From: DICTIONARY OF AMERICAN NAVAL FIGHTING SHIPS, Vol. I, p. 130.
Johnston Blakeley was born near Seaford, County Down, Ireland, in October 1781. Brought to the United States as a child in 1783, he was appointed a Midshipman in 1800. After service in President during the Quasi-War with France and command of Enterprise early in the War of 1812, Master Commandant Blakeley was appointed to command of the newly built sloop-of-war Wasp. In 1814 he made a very successful cruise which included capture of HMS Reindeer. Wasp was last heard of 9 October 1814 and is believed to have foundered in a gale. Blakeley received the thanks of Congress, a gold medal, and posthumous advancement to Captain for his last cruise.
(DD-150: dp. 1154; l. 314'5"; b. 31'8"; dr. 9'; s. 35 k.; cpl. 122; a. 4 4", 2 3", 12 21" TT.; cl. Wickes)
The second Blakeley (DD-150) was launched 19 September 1918 by William Cramp and Sons Ship and Engine Building Co., Philadelphia, Pa.; sponsored by Mrs. C. A. Blakeley, wife of Commander Blakeley, great-grand- nephew of Captain Blakeley; commissioned 8 May 1919, Commander W. Brown, Jr., in command; and joined the Atlantic Fleet.

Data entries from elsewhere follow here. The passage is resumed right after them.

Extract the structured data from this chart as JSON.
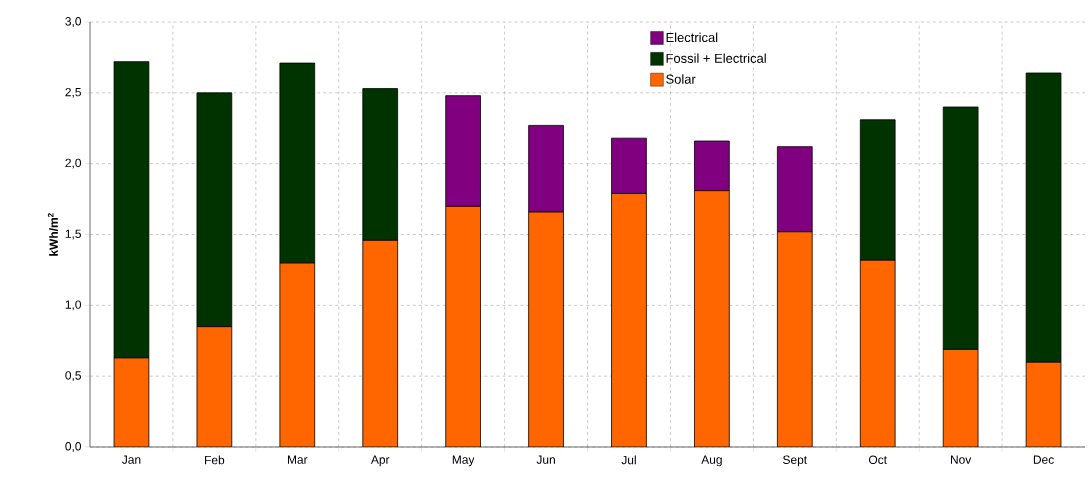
{
  "chart_data": {
    "type": "bar",
    "stacked": true,
    "ylabel": "kWh/m$^{2}$",
    "categories": [
      "Jan",
      "Feb",
      "Mar",
      "Apr",
      "May",
      "Jun",
      "Jul",
      "Aug",
      "Sept",
      "Oct",
      "Nov",
      "Dec"
    ],
    "series": [
      {
        "name": "Solar",
        "color": "#ff6600",
        "values": [
          0.63,
          0.85,
          1.3,
          1.46,
          1.7,
          1.66,
          1.79,
          1.81,
          1.52,
          1.32,
          0.69,
          0.6
        ]
      },
      {
        "name": "Fossil + Electrical",
        "color": "#003300",
        "values": [
          2.09,
          1.65,
          1.41,
          1.07,
          null,
          null,
          null,
          null,
          null,
          0.99,
          1.71,
          2.04
        ]
      },
      {
        "name": "Electrical",
        "color": "#800080",
        "values": [
          null,
          null,
          null,
          null,
          0.78,
          0.61,
          0.39,
          0.35,
          0.6,
          null,
          null,
          null
        ]
      }
    ],
    "ylim": [
      0,
      3.0
    ],
    "yticks": [
      {
        "value": 0,
        "label": "0,0"
      },
      {
        "value": 0.5,
        "label": "0,5"
      },
      {
        "value": 1.0,
        "label": "1,0"
      },
      {
        "value": 1.5,
        "label": "1,5"
      },
      {
        "value": 2.0,
        "label": "2,0"
      },
      {
        "value": 2.5,
        "label": "2,5"
      },
      {
        "value": 3.0,
        "label": "3,0"
      }
    ],
    "grid": true,
    "legend": "top"
  }
}
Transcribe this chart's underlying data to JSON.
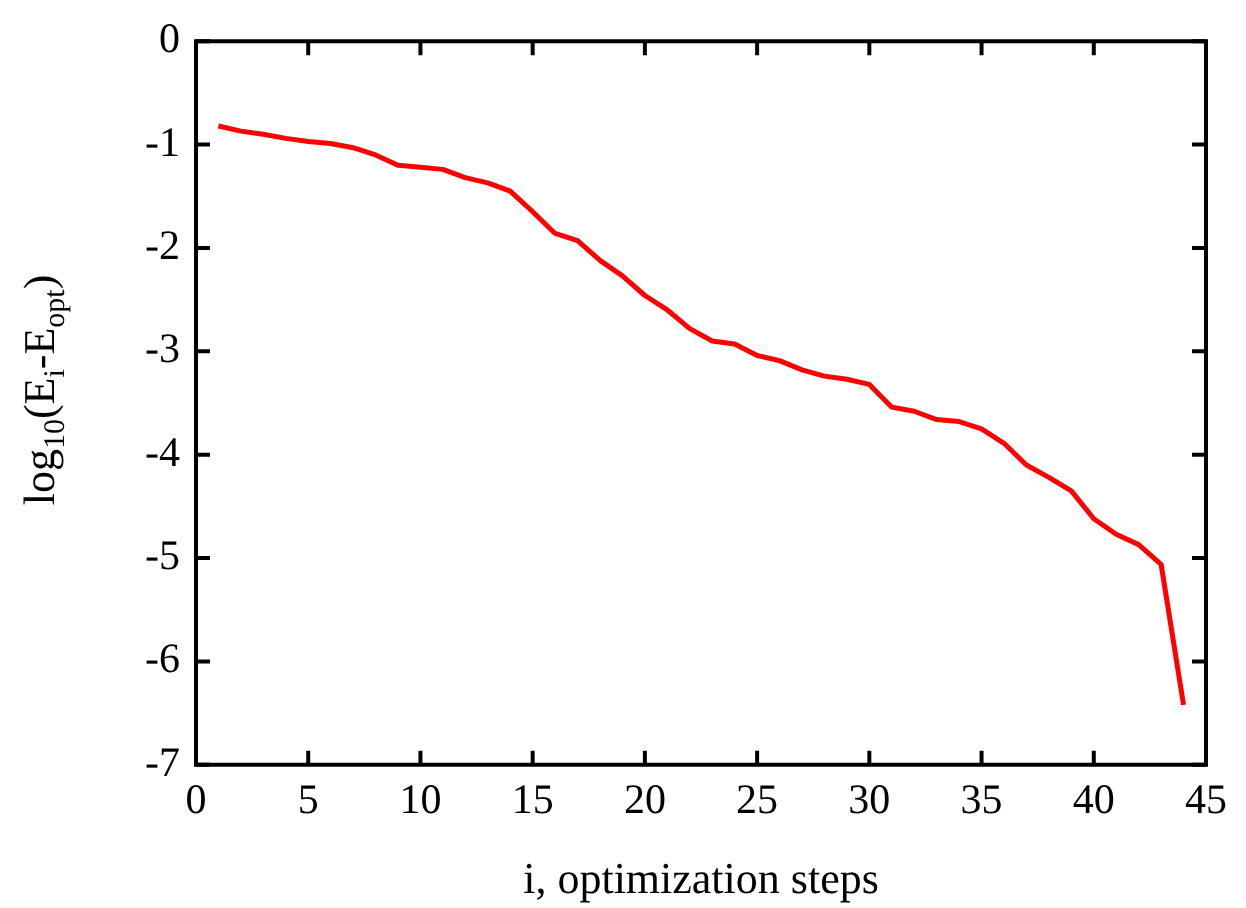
{
  "chart_data": {
    "type": "line",
    "xlabel": "i, optimization steps",
    "ylabel": "log$_{10}$(E$_{i}$-E$_{opt}$)",
    "x": [
      1,
      2,
      3,
      4,
      5,
      6,
      7,
      8,
      9,
      10,
      11,
      12,
      13,
      14,
      15,
      16,
      17,
      18,
      19,
      20,
      21,
      22,
      23,
      24,
      25,
      26,
      27,
      28,
      29,
      30,
      31,
      32,
      33,
      34,
      35,
      36,
      37,
      38,
      39,
      40,
      41,
      42,
      43,
      44
    ],
    "series": [
      {
        "color": "#ff0000",
        "values": [
          -0.82,
          -0.87,
          -0.9,
          -0.94,
          -0.97,
          -0.99,
          -1.03,
          -1.1,
          -1.2,
          -1.22,
          -1.24,
          -1.32,
          -1.37,
          -1.45,
          -1.65,
          -1.86,
          -1.93,
          -2.12,
          -2.27,
          -2.46,
          -2.6,
          -2.78,
          -2.9,
          -2.93,
          -3.04,
          -3.09,
          -3.18,
          -3.24,
          -3.27,
          -3.32,
          -3.54,
          -3.58,
          -3.66,
          -3.68,
          -3.75,
          -3.89,
          -4.1,
          -4.22,
          -4.35,
          -4.62,
          -4.77,
          -4.87,
          -5.06,
          -6.42
        ]
      }
    ],
    "xlim": [
      0,
      45
    ],
    "xticks": [
      0,
      5,
      10,
      15,
      20,
      25,
      30,
      35,
      40,
      45
    ],
    "ylim": [
      -7,
      0
    ],
    "yticks": [
      -7,
      -6,
      -5,
      -4,
      -3,
      -2,
      -1,
      0
    ],
    "grid": false,
    "legend": false,
    "marker": "none",
    "line_style": "solid"
  }
}
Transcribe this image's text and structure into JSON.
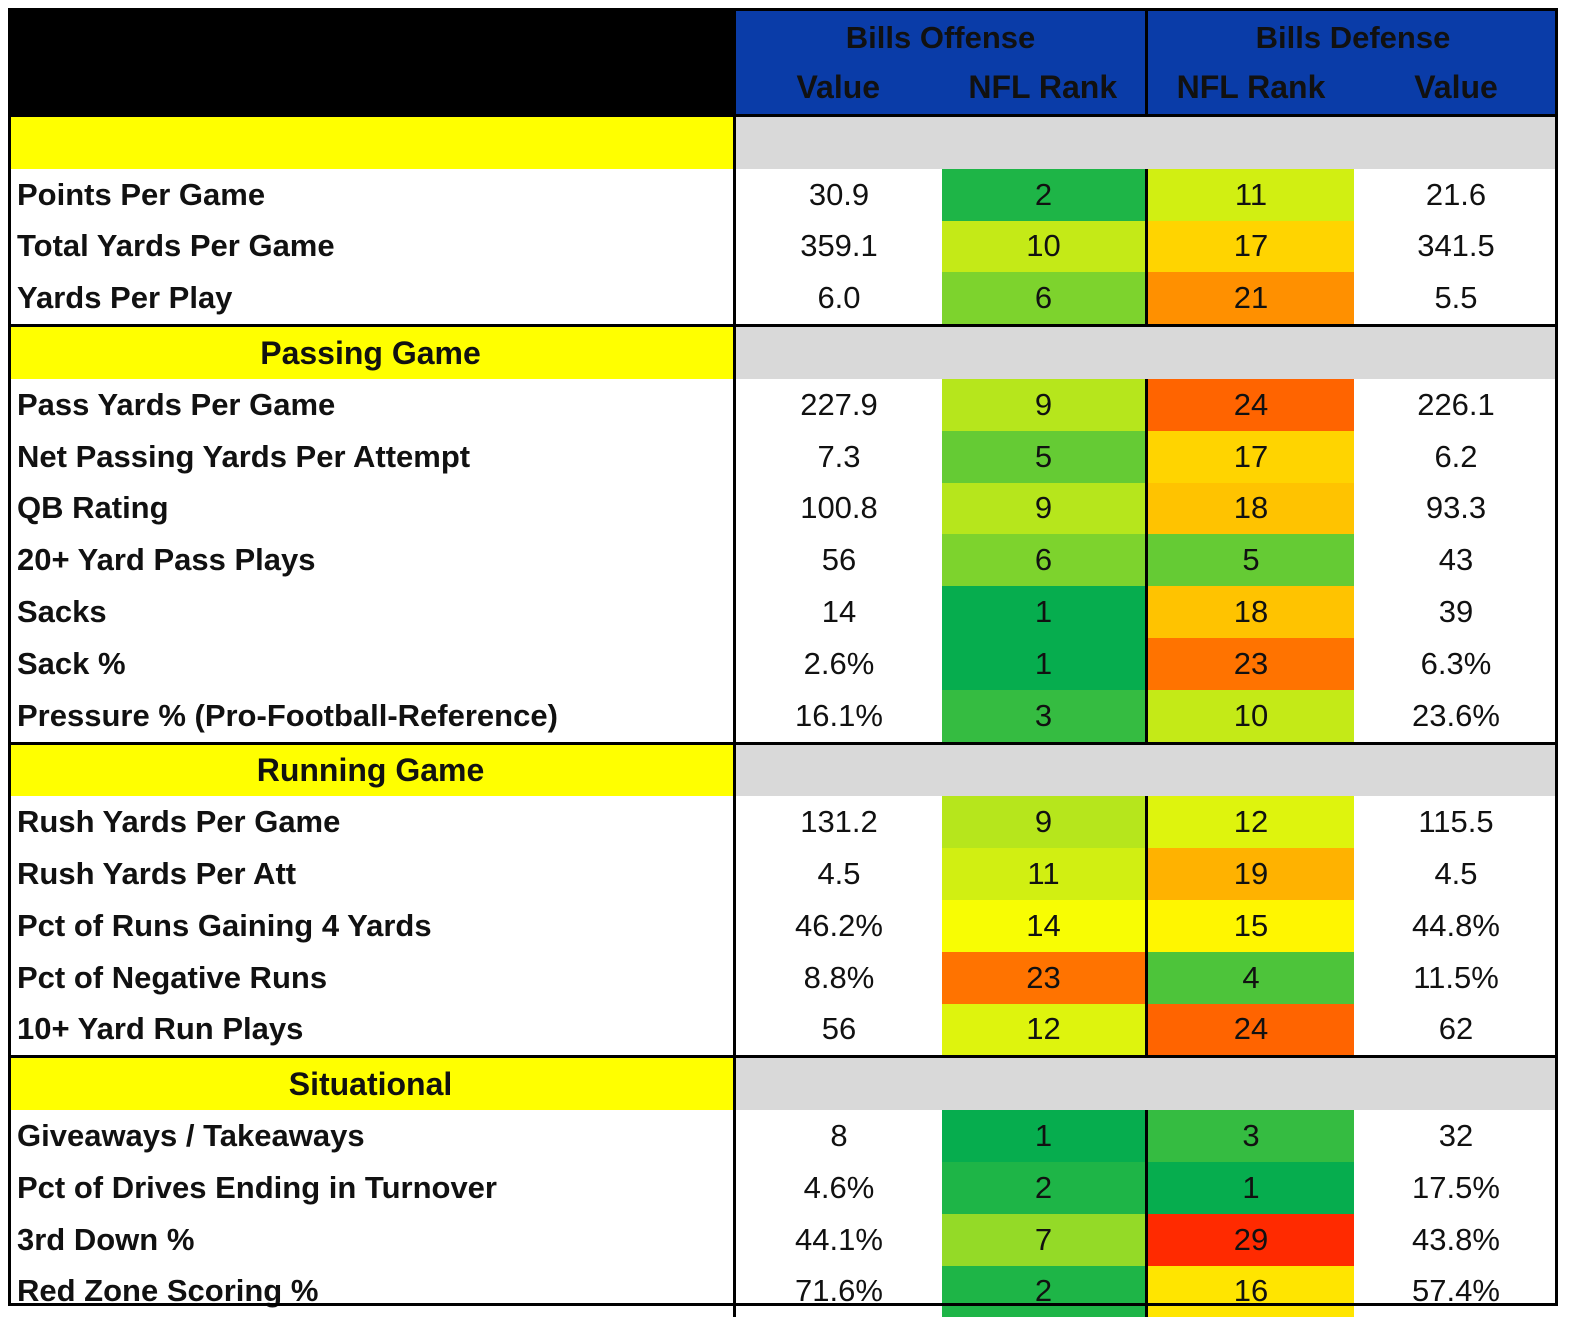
{
  "chart_data": {
    "type": "table",
    "title": "",
    "groups": [
      {
        "name": "Bills Offense",
        "columns": [
          "Value",
          "NFL Rank"
        ]
      },
      {
        "name": "Bills Defense",
        "columns": [
          "NFL Rank",
          "Value"
        ]
      }
    ],
    "sections": [
      {
        "name": "",
        "rows": [
          {
            "label": "Points Per Game",
            "off_value": "30.9",
            "off_rank": 2,
            "def_rank": 11,
            "def_value": "21.6"
          },
          {
            "label": "Total Yards Per Game",
            "off_value": "359.1",
            "off_rank": 10,
            "def_rank": 17,
            "def_value": "341.5"
          },
          {
            "label": "Yards Per Play",
            "off_value": "6.0",
            "off_rank": 6,
            "def_rank": 21,
            "def_value": "5.5"
          }
        ]
      },
      {
        "name": "Passing Game",
        "rows": [
          {
            "label": "Pass Yards Per Game",
            "off_value": "227.9",
            "off_rank": 9,
            "def_rank": 24,
            "def_value": "226.1"
          },
          {
            "label": "Net Passing Yards Per Attempt",
            "off_value": "7.3",
            "off_rank": 5,
            "def_rank": 17,
            "def_value": "6.2"
          },
          {
            "label": "QB Rating",
            "off_value": "100.8",
            "off_rank": 9,
            "def_rank": 18,
            "def_value": "93.3"
          },
          {
            "label": "20+ Yard Pass Plays",
            "off_value": "56",
            "off_rank": 6,
            "def_rank": 5,
            "def_value": "43"
          },
          {
            "label": "Sacks",
            "off_value": "14",
            "off_rank": 1,
            "def_rank": 18,
            "def_value": "39"
          },
          {
            "label": "Sack %",
            "off_value": "2.6%",
            "off_rank": 1,
            "def_rank": 23,
            "def_value": "6.3%"
          },
          {
            "label": "Pressure % (Pro-Football-Reference)",
            "off_value": "16.1%",
            "off_rank": 3,
            "def_rank": 10,
            "def_value": "23.6%"
          }
        ]
      },
      {
        "name": "Running Game",
        "rows": [
          {
            "label": "Rush Yards Per Game",
            "off_value": "131.2",
            "off_rank": 9,
            "def_rank": 12,
            "def_value": "115.5"
          },
          {
            "label": "Rush Yards Per Att",
            "off_value": "4.5",
            "off_rank": 11,
            "def_rank": 19,
            "def_value": "4.5"
          },
          {
            "label": "Pct of Runs Gaining 4 Yards",
            "off_value": "46.2%",
            "off_rank": 14,
            "def_rank": 15,
            "def_value": "44.8%"
          },
          {
            "label": "Pct of Negative Runs",
            "off_value": "8.8%",
            "off_rank": 23,
            "def_rank": 4,
            "def_value": "11.5%"
          },
          {
            "label": "10+ Yard Run Plays",
            "off_value": "56",
            "off_rank": 12,
            "def_rank": 24,
            "def_value": "62"
          }
        ]
      },
      {
        "name": "Situational",
        "rows": [
          {
            "label": "Giveaways / Takeaways",
            "off_value": "8",
            "off_rank": 1,
            "def_rank": 3,
            "def_value": "32"
          },
          {
            "label": "Pct of Drives Ending in Turnover",
            "off_value": "4.6%",
            "off_rank": 2,
            "def_rank": 1,
            "def_value": "17.5%"
          },
          {
            "label": "3rd Down %",
            "off_value": "44.1%",
            "off_rank": 7,
            "def_rank": 29,
            "def_value": "43.8%"
          },
          {
            "label": "Red Zone Scoring %",
            "off_value": "71.6%",
            "off_rank": 2,
            "def_rank": 16,
            "def_value": "57.4%"
          }
        ]
      }
    ],
    "color_scale": {
      "type": "rank",
      "min_rank": 1,
      "max_rank": 32,
      "stops": [
        "#06ad4e",
        "#a6e022",
        "#ffff00",
        "#ff8c00",
        "#ff2a00"
      ]
    }
  },
  "colors": {
    "header_bg": "#0a3ca8",
    "section_bg": "#ffff00",
    "section_fill": "#d9d9d9",
    "corner_bg": "#000000"
  }
}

Blakeley cruised along the east coast until going out of commission 29 June 1922 at Philadelphia Navy Yard. Except for 1932-37 when she served with the Scouting Fleet, Blakeley remained out of commission at Philadelphia until 16 October 1939.
Upon recommissioning, Blakeley joined the Neutrality Patrol and with America's entrance into World War II began patrol and convoy duty in the Caribbean. In February 1942 she helped escort the convoy carrying troops to garrison Curacao Netherlands West Indies. While patrolling off Martinique; 2,5 May 1942, a German submarine torpedoed her, carrying away 60 feet of her bow. Six men were killed and 21 wounded, but the gallant crew saved the ship and brought her to Port de France, Martinique, for emergency repairs. After additional repairs at Port Castries, Santa Lucia, British West Indies, and San Juan, P. R., Blakeley steamed to Philadelphia where she was refitted with a bow taken from her stricken sister Taylor (DD-94) and thoroughly overhauled.
In September 1942 Blakeley returned to duty with the Caribbean Sea Frontier and, with the exception of two voyages, continued escort and patrol work there until February 1945. From 1 January to 23 February 1943 she served with TG 21.13 on hunter-killer duty in the North Atlantic and between 24 March and 11 May 1943 she escorted a convoy to Bizerte, Tunisia.
She operated out of New London, Conn., 18 March-13 June 1945 on training duty with submarines in Long Island Sound. Decommissioned at Philadelphia Navy Yard 21 July 1945, she was sold 30 November 1945.
Blakeley received one battle star for her convoy duty.